“You do not deny the right of revolution.”
“No, but I can see no excuse for it in America. It has remained for us to add to the body of the law the idea that men are created free and equal. The lack of that saving principle in the codes of the world has been the great cause of injustice and oppression. The voice of revolution here would be like that of Iago in the play and worse. It would be like the unscrupulous lawyer, anxious for a fee, who says to a client, living happily with his wife: ’I know she is handsome and virtuous and intelligent and loving but she has her faults. There are lovelier women. I could easily get a divorce for you.’ We would quickly throw such a man out of the door. A man’s country is like his wife. If she is virtuous and well-disposed he should permit no meddling, odious person to come between them, or to suggest to him that he put poison into her tea. Least of all should he look for perfection in her, knowing that it is not to be found in this world of ours.”
Honest Abe rose and walked up and down the room in silence for a moment. Then he added:
“Choate phrased it well when he said ’We should beware of awaking the tremendous divinities of change from their long sleep. Let us think of that when we consider what we shall do with the evils that afflict us.’”
The boy Joe has been deeply interested in this talk.
“If you’ll lend me a book I’d like to begin studying,” he said.
“There’s time enough for that,” said Lincoln. “First I want you to understand what the law is and what the lawyer should be. You wouldn’t want to be a pettifogger. Choate is the right model. He has a dignity suited to the greatness of his chosen master. They say that before a Justice of the Peace in a room no bigger than a shoemaker’s shop his work is done with the same dignity and care that he would show in the supreme court of Massachusetts. A newspaper says that in a dog case at Beverly he treated the dog as if he were a lion and the crabbed old squire with the consideration due a chief justice.”
“He knows how to handle the English language,” Samson observed.
“He got that by reading.
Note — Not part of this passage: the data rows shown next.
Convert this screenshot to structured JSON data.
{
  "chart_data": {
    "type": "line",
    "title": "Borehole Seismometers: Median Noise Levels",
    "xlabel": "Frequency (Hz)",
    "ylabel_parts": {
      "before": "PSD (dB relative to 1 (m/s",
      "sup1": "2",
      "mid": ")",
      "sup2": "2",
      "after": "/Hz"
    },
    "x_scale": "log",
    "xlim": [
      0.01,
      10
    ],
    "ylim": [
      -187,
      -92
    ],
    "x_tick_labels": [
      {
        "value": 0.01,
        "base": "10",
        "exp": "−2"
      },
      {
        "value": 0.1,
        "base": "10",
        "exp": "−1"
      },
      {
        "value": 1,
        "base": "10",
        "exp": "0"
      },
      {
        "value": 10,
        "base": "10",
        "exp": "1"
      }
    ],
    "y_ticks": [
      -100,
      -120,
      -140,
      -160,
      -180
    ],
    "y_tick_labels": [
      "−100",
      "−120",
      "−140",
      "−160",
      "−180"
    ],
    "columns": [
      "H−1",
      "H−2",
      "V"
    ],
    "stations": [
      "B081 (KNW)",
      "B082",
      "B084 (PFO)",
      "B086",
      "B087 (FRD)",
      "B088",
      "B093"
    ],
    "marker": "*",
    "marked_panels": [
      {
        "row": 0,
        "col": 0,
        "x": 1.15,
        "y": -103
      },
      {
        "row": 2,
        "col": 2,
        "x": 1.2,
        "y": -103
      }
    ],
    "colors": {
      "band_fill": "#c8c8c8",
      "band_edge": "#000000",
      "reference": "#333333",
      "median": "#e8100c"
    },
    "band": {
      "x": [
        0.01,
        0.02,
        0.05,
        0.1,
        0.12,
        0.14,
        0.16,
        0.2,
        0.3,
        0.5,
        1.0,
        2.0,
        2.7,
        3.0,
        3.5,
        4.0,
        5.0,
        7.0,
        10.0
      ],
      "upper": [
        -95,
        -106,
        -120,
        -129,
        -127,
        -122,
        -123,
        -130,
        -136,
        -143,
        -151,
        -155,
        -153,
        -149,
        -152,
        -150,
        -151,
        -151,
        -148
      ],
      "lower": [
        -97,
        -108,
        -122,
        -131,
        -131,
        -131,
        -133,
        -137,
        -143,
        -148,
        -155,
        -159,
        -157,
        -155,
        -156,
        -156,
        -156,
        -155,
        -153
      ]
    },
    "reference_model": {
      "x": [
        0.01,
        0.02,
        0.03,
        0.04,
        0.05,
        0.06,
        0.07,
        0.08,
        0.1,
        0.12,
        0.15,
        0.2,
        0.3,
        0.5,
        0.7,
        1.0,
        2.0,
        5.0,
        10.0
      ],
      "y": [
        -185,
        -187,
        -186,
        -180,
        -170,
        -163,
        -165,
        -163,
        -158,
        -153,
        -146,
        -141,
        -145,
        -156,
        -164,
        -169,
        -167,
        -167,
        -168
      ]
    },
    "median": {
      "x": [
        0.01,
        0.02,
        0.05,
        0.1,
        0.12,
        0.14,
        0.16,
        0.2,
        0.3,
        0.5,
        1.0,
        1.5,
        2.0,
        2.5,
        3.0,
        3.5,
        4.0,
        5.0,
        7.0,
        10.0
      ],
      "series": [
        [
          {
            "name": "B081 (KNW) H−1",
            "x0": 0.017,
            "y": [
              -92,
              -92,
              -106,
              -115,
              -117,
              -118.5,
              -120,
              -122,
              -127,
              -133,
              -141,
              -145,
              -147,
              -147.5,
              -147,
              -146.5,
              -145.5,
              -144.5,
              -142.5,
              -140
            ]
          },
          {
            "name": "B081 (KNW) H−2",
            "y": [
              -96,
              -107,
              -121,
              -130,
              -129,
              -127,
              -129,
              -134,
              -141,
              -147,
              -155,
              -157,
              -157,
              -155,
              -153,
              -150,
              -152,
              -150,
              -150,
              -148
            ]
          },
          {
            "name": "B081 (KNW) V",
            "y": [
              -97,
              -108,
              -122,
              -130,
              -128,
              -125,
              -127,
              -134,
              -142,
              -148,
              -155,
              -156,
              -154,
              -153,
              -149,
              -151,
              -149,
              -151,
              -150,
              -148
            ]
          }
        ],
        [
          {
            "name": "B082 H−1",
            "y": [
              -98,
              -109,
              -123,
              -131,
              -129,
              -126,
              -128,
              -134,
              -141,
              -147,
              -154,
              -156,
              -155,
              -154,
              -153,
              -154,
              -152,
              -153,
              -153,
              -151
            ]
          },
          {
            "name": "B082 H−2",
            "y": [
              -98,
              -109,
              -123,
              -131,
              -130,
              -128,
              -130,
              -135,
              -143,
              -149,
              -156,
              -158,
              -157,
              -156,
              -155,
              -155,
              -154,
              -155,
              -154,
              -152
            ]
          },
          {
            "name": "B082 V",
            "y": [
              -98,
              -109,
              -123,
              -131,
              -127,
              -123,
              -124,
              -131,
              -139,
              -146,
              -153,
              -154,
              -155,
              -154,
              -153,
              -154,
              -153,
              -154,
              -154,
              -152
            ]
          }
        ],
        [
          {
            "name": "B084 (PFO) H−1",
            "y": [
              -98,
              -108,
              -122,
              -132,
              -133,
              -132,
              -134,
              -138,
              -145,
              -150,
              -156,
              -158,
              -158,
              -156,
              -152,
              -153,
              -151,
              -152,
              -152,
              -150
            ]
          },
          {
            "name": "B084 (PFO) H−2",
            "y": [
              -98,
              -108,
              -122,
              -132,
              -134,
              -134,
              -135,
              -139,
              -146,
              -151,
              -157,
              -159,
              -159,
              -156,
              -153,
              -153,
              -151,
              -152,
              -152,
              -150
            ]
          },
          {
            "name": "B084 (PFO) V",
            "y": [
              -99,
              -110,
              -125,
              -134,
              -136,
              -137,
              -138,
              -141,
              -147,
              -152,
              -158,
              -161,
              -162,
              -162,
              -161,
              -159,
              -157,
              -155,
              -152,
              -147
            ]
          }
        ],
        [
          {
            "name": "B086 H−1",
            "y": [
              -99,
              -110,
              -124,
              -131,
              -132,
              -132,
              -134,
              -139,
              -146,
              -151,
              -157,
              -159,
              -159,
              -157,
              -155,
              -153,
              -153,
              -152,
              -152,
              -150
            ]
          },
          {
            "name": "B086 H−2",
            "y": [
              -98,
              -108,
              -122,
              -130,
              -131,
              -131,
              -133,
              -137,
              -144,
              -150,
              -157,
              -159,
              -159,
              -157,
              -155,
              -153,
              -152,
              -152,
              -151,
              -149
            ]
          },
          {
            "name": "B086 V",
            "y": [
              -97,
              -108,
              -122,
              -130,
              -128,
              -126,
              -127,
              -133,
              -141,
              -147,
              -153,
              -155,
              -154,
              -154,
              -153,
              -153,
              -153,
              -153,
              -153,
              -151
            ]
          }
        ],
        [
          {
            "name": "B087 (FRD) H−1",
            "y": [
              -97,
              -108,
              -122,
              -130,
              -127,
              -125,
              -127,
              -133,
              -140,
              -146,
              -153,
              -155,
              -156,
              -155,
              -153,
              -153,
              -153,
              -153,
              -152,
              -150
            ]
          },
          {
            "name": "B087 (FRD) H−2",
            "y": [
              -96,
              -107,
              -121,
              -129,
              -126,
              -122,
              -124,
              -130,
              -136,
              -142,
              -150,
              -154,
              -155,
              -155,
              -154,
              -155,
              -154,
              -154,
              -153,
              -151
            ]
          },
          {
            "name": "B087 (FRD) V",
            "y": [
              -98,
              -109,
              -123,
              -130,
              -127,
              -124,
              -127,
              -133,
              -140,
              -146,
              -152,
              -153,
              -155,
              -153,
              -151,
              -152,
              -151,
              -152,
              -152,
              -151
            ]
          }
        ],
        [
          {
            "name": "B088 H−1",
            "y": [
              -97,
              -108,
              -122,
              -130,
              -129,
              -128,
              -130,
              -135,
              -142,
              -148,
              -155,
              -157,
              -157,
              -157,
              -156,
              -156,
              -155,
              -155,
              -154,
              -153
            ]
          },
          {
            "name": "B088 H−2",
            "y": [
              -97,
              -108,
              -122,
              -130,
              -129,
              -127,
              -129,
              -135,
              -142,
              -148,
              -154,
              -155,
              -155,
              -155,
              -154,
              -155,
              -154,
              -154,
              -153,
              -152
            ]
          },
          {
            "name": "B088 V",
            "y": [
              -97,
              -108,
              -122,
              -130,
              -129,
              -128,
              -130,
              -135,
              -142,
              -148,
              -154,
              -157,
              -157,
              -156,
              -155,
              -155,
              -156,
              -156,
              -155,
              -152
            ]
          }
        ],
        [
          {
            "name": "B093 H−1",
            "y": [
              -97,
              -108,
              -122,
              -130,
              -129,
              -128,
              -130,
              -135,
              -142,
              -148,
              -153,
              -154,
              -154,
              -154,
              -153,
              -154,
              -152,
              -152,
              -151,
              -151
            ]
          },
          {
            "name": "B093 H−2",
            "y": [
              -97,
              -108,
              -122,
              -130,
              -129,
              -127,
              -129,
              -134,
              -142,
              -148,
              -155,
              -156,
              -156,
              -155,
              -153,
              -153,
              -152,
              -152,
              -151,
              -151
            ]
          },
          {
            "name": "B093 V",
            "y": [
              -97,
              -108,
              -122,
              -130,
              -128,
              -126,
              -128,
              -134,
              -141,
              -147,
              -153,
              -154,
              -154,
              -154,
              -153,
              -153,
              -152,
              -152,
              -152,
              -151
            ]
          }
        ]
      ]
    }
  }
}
He is the best read man at the American bar and the best Bible student. There’s a lot of work ahead of you, Joe, before you are a lawyer and when you’re admitted success comes only of the capacity for work. Brougham wrote the peroration of his speech in defense of Queen Caroline nineteen times.”
“I want to be a great orator,” the boy exclaimed with engaging frankness.
“Then you must remember that character is the biggest part of it,” Honest Abe declared. “Great thoughts come out of a great character and only out of that. They will come even if you have little learning and none of the graces which attract the eye. But you must have a character that is ever speaking even when your lips are silent. It must show in your life and fill the spaces between your words. It will help you to choose and charge them with the love of great things that carry conviction.